Audrey commented, “Their mother could have used the same support I received. It’d be great, if Hillsborough could get funding for additional counselors. It can be extremely devastating for both sides,” she said.
In 2008, Anna Carolina wrote the following about how she and her family were treated after a family member was incarcerated:
“….You are left shunned and isolated as if you are in your own prison cell. After you have endured the arrest; news coverage; trial and the consequent incarceration, you are lucky you have any of your family and old friends. Regardless of their guilt or innocence the presumption of innocence is never acknowledged. The victim’s rights groups rally around the victim and everyone lends their support and comfort. While you are alone, confused, scared, suffering and watching your world fall apart.”
DOES ANYONE CARE about the voices never heard?
Family members of the perpetrator cling together, praying, hoping for the light at the end of the tunnel. They are heartbroken by the family members that never stood behind them. They have forgotten their loved one. They are hurt by society that looks down on families of inmates. They are destroyed by all the negative press and publicity. They are let down by the people they thought were their friends. They are sold out by a system that they thought was JUST. They trusted in the system to do what was JUST. You wish you could turn back time and hold that baby boy in your arms again!
How many families are there hurting as is my family? How many families are forgotten by society? I never knew about this hurt until I was launched into the internet. I thought we were all alone. I felt all alone. The pain associated with justice and prison leaves a devastating mark. Whether the person in prison is innocent or not, these families should receive the love and comfort as anyone else suffering such a loss. It is a great loss to that family and their loved ones. Their lives will never be the same; There are over two million of us in this country. We may not have the support of society, but we can support each other.
In February 2008, Cassandra Wells whose family member was also incarcerated stated, in part:
“Through this process we have discovered there is not much support for families in crisis when they are the families of perpetrators of crime. There are fabulous support programs for victims of crime and their families as there should be, but the other innocent victims are not catered for and there is a need for this hole to be filled….”
Society deems that the offender, having committed the crime is no longer entitled to family and we the family of the perpetrator is often viewed as strange if we stay together or deserve no support as we are just as bad as the person who committed the crime.
This socially unacceptable reason for family separation compounds the grief process for all involved, especially the innocent children. They often do not understand what their parent has done. They ask: Why they did it? What did they do to make their parent commit the crime? Are they going to turn out the same as their parent? Many are embarrassed to share their pain at school in fear of being bullied or isolated and many do not want to add to the caring parent’s pain, so keep emotions close to themselves. This may then result in acting out behaviors or reclusive behaviors all because a family is not able to access the family support required to deal with such a situation.

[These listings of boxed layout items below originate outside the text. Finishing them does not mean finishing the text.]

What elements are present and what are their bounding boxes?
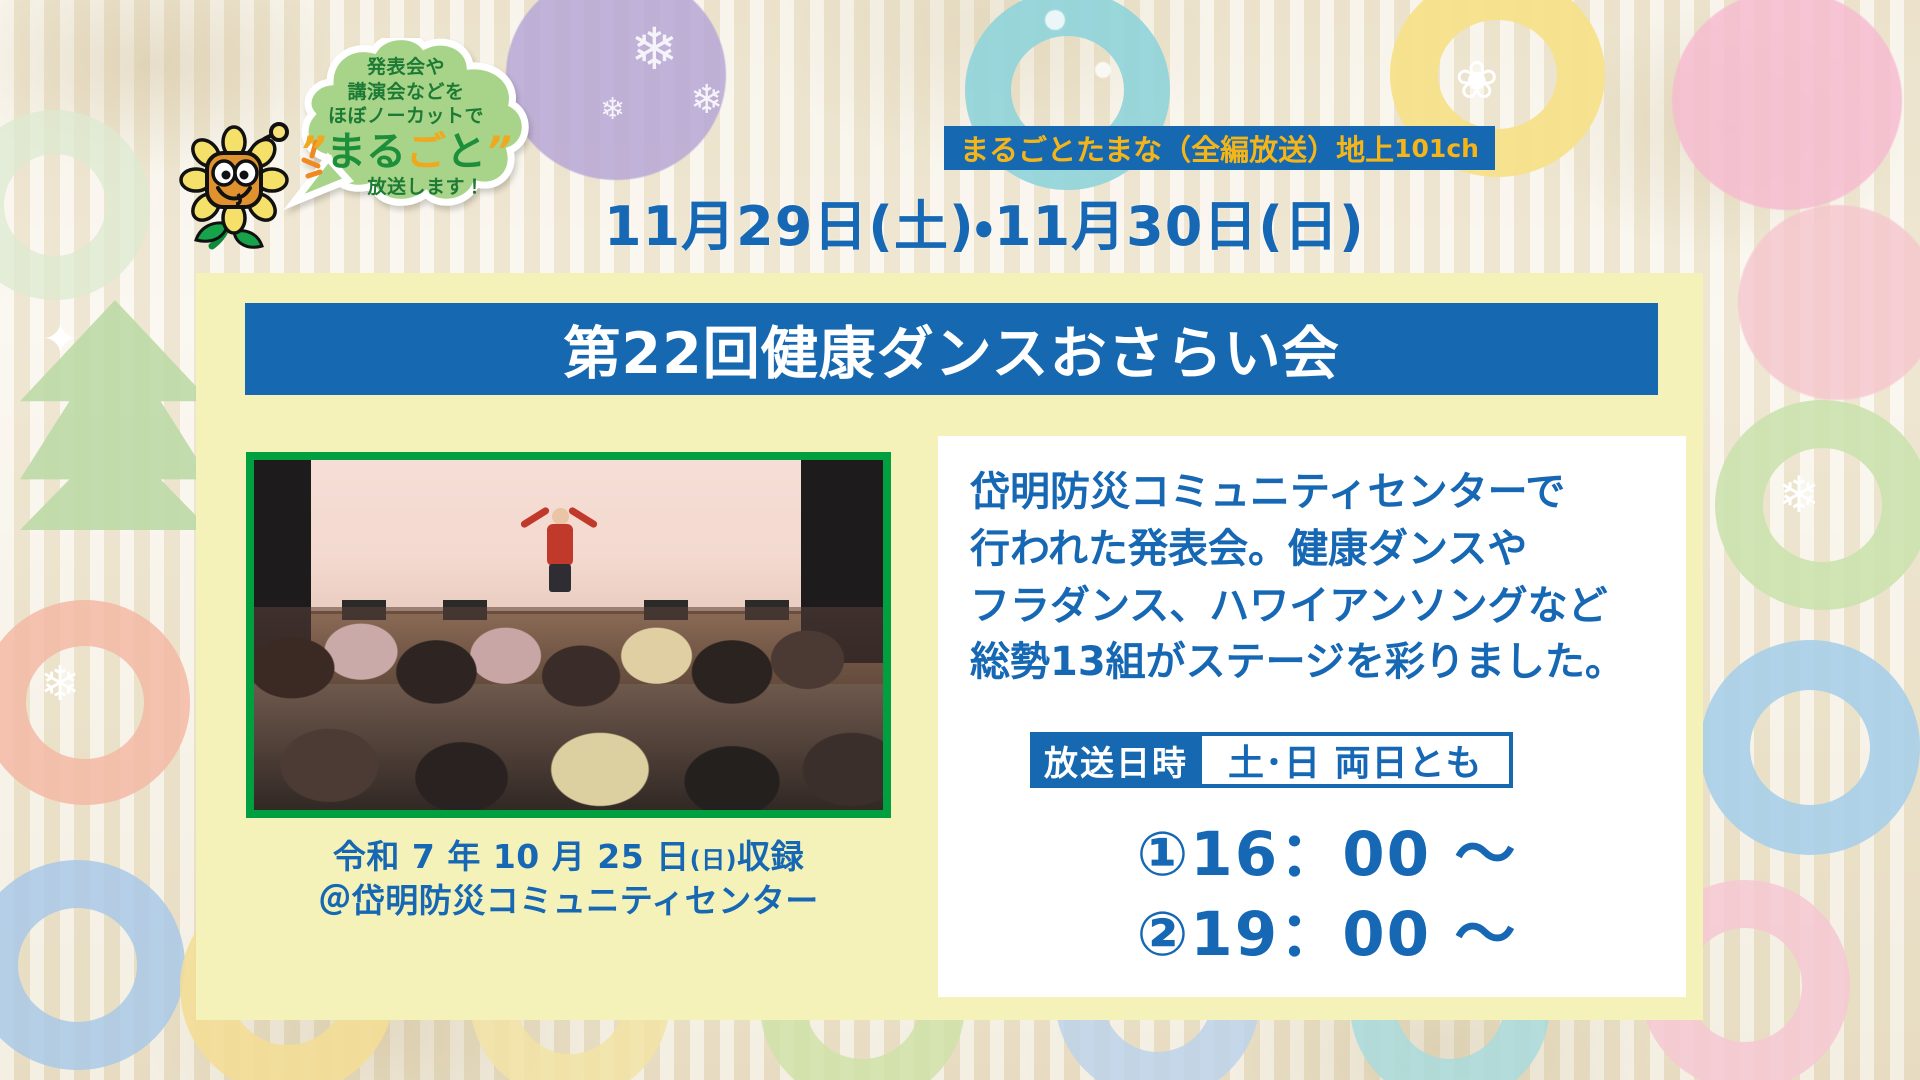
event-photo-frame [246, 452, 891, 818]
schedule-label: 放送日時 [1030, 732, 1202, 788]
photo-caption: 令和 7 年 10 月 25 日(日)収録 ＠岱明防災コミュニティセンター [246, 835, 891, 922]
caption-recorded: 収録 [737, 837, 804, 876]
description-line-2: 行われた発表会。健康ダンスや [970, 521, 1670, 578]
broadcast-time-1: ①16：00 〜 [938, 804, 1686, 893]
word-go: ご [406, 129, 446, 175]
broadcast-date-line: 11月29日(土)・11月30日(日) [604, 182, 1365, 261]
channel-number: 101ch [1394, 134, 1479, 163]
event-title-bar: 第22回健康ダンスおさらい会 [245, 303, 1658, 395]
photo-stage-performer [537, 502, 583, 592]
quote-open: ” [300, 129, 326, 175]
caption-weekday: (日) [690, 846, 737, 874]
marugoto-speech-bubble: 発表会や 講演会などを ほぼノーカットで ”まるごと” 放送します！ [272, 38, 540, 220]
caption-line-2: ＠岱明防災コミュニティセンター [246, 879, 891, 923]
bubble-line-1: 発表会や [367, 56, 445, 78]
description-line-1: 岱明防災コミュニティセンターで [970, 464, 1670, 521]
broadcast-time-2: ②19：00 〜 [938, 884, 1686, 973]
caption-line-1: 令和 7 年 10 月 25 日(日)収録 [246, 835, 891, 879]
photo-audience [254, 607, 883, 810]
quote-close: ” [486, 129, 512, 175]
poster-canvas: ❄ ❄ ❄ ❀ ✦ ❄ ❄ [0, 0, 1920, 1080]
bubble-line-2: 講演会などを [347, 81, 464, 103]
bubble-marugoto: ”まるごと” [272, 131, 540, 173]
word-to: と [446, 129, 486, 175]
schedule-value: 土･日 両日とも [1202, 732, 1513, 788]
channel-ribbon-text: まるごとたまな（全編放送）地上 [960, 127, 1394, 169]
description-line-4: 総勢13組がステージを彩りました。 [970, 634, 1670, 691]
event-description: 岱明防災コミュニティセンターで 行われた発表会。健康ダンスや フラダンス、ハワイ… [970, 464, 1670, 691]
info-card: 岱明防災コミュニティセンターで 行われた発表会。健康ダンスや フラダンス、ハワイ… [938, 436, 1686, 997]
page-title: 第22回健康ダンスおさらい会 [563, 308, 1339, 390]
bubble-line-5: 放送します！ [272, 175, 540, 200]
schedule-row: 放送日時 土･日 両日とも [1030, 732, 1513, 788]
description-line-3: フラダンス、ハワイアンソングなど [970, 578, 1670, 635]
channel-ribbon: まるごとたまな（全編放送）地上 101ch [944, 126, 1495, 170]
bubble-text: 発表会や 講演会などを ほぼノーカットで ”まるごと” 放送します！ [272, 38, 540, 220]
word-maru: まる [326, 129, 406, 175]
caption-date: 令和 7 年 10 月 25 日 [333, 837, 690, 876]
bubble-line-3: ほぼノーカットで [328, 105, 484, 127]
event-photo [254, 460, 883, 810]
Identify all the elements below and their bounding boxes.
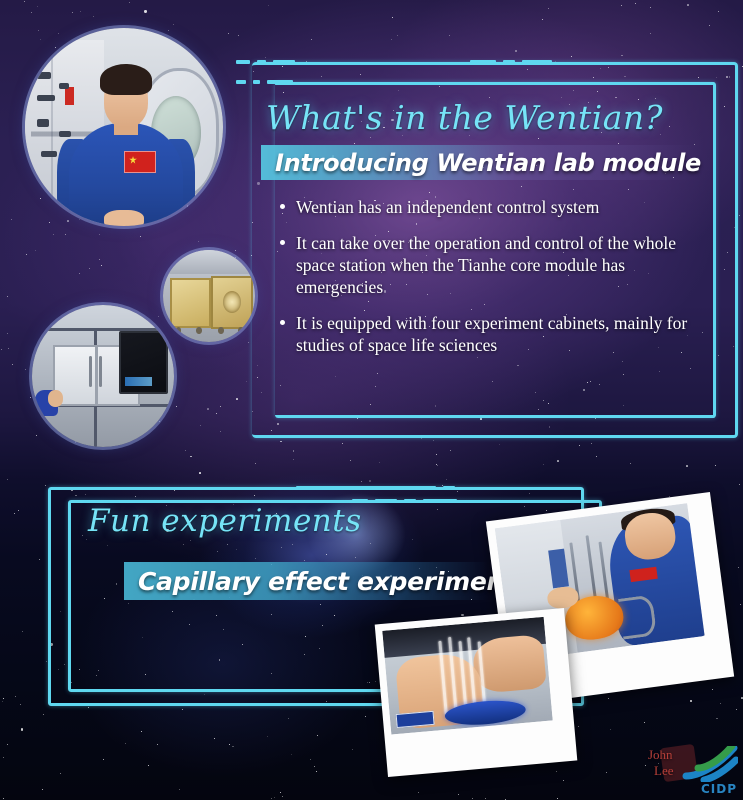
top-frame-dashes-top (470, 60, 552, 64)
watermark-brand: CIDP (701, 782, 737, 796)
top-frame-dashes-left-inner (236, 80, 293, 84)
bottom-frame-dashes-upper (296, 486, 455, 490)
top-script-title: What's in the Wentian? (266, 98, 663, 137)
bottom-script-title: Fun experiments (88, 503, 362, 539)
wifi-signal-icon (682, 746, 738, 782)
top-frame-dashes-left (236, 60, 295, 64)
bottom-frame-dashes-lower (352, 499, 457, 503)
watermark-name-line1: John (648, 748, 673, 762)
feature-bullet-list: Wentian has an independent control syste… (278, 196, 696, 370)
list-item: It is equipped with four experiment cabi… (278, 312, 696, 356)
bottom-banner-heading: Capillary effect experiment (124, 562, 488, 600)
capillary-glass-tubes-photo (375, 608, 578, 777)
list-item: It can take over the operation and contr… (278, 232, 696, 298)
top-banner-heading: Introducing Wentian lab module (261, 145, 699, 180)
astronaut-portrait-photo (25, 28, 223, 226)
list-item: Wentian has an independent control syste… (278, 196, 696, 218)
gold-cabinet-photo (163, 250, 255, 342)
watermark: John Lee CIDP (648, 744, 740, 796)
watermark-name-line2: Lee (654, 764, 673, 778)
lab-module-interior-photo (32, 305, 174, 447)
infographic-poster: What's in the Wentian? Introducing Wenti… (0, 0, 743, 800)
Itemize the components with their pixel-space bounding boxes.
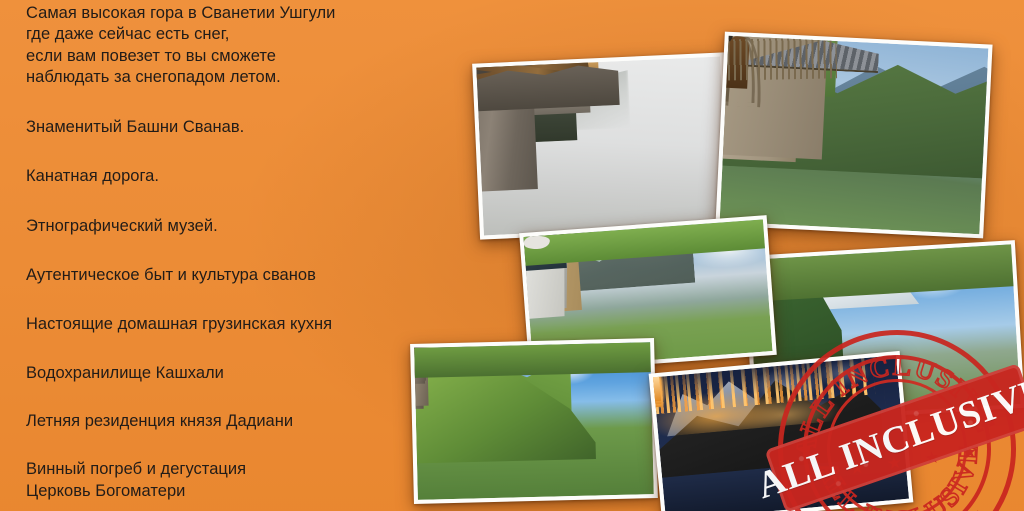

In order to break family cycles of criminal behavior, society needs to not only invest in victim support programs but also in families of perpetrators support programs so that as a society we can start to see a decline in the statistics.”
It appears from the “lack of ink” and the lack of resources set aside regarding support for perpetrators’ families as victims, that we have become very myopic in the way we deliver services to victims. Will it ever change such that there is more of a balance? Not unless “guilt by association” is erased from the minds of an unenlightened public.
“The individual is capable of both great compassion and great indifference. He has it within his means to nourish the former and outgrow the latter.”